It is a well-known fact that the ongoing financial crisis in Greece has begun to take its toll on several groups of the population, not least among them children. For the past years, teachers, parents, as well as sociologists and mental health professionals, have been reporting a rise in incidents of children struggling with learning or developmental issues, presumably ignited by the after-effect of the crisis in their families. Agapi Vrantsi tried to act on it.

A teacher herself and headmistress of a small primary school in Western Macedonia, she decided to further explore the issue, taking on a PhD on ‘Enhancing resilience in children during economic crisis through teaching interventions in primary school’, she set off on a challenging journey.

The PhD candidate recently visited Australia, alongside Associate Professor Katerina Dimitriadou of the University of Western Macedonia. Invited by Maria Dimopoulos, who is active, through her venture, Myriad Consultants, in issues affecting children and women in the community, the two academics were given the opportunity to present their research findings and methods of teaching resilience in children aged 9-11 years old.

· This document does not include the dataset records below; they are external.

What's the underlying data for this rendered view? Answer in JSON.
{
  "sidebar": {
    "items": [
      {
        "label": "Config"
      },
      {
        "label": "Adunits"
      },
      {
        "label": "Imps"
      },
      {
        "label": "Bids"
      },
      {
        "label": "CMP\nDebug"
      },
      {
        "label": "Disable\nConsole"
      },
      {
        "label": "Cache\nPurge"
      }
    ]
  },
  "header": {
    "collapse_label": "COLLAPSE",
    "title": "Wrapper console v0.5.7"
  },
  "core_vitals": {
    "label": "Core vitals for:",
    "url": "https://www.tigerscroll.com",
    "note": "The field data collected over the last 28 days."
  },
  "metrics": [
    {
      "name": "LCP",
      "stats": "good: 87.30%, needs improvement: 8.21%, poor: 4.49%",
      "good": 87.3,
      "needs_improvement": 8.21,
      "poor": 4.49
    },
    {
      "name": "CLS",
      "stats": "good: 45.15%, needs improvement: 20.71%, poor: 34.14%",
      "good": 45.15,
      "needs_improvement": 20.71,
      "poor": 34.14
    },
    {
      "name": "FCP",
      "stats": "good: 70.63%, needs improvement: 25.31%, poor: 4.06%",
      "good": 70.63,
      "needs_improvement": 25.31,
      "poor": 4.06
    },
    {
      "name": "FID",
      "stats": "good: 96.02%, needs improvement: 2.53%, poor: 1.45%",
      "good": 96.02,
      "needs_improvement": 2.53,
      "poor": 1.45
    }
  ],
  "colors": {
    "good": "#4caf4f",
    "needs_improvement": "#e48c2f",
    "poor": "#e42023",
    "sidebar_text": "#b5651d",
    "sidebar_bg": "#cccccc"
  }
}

Speaking to Neos Kosmos, Professor Dimitriadou defined “resilience” as “the human capacity for recovery from negative life experiences and potential for empowerment through strategies for dealing with such experiences”. She went on to explain how this program is an effort to strengthen both students and teachers and create “something positive” in an educational system that seem to be suffering.

“I was spurred by the fact that Greece is suffering from the financial crisis and that I live and work in an area − Western Macedonia − which is among the poorest and most challenged in the country,” explains Agapi Vrantsi.

“Unemployment is very high and it affects many fragile parts of the population, especially children, who are the most fragile. We see children being very stressed and suffering from anxiety; some are isolated, others are becoming aggressive and refuse to participate in class.
“We’re focused on cases of children who show difficulty or reluctance to integrate. We introduce activities in the classroom which help them develop resilience. We focus on the development of the child’s ‘soft skills’ which help the sense of community. Though this only began before Christmas, we already have encouraging results,” she said.

The program will conclude in May, when the research findings will be presented in the academic community.

During their brief visit in Australia, the two academics had the opportunity to present their work to stakeholders in the Greek community; teachers, academics and people involved in policy.

“We wanted to see what kind of issues teachers deal with here, working with new migrant children, who are often facing many challenges,” says Professor Dimitriadou.

“Some are discouraged from following Greek school, which undermines the objective of inter-cultural education. Overall, the issue of resilience is not restricted to Greeks; we saw interest among other groups, especially people coming from the migrant or refugee communities, who also struggle to assimilate. What’s more important is that we had the chance to engage in dialogue and establish relationships that will allow us to continue to exchange resources”.

For her part, the PhD candidate is grateful to be given the opportunity to present her work and raise awareness of the struggles that Greek students are facing at the moment.

“This journey made me feel more confident and gave me strength to further pursue this project”, she said.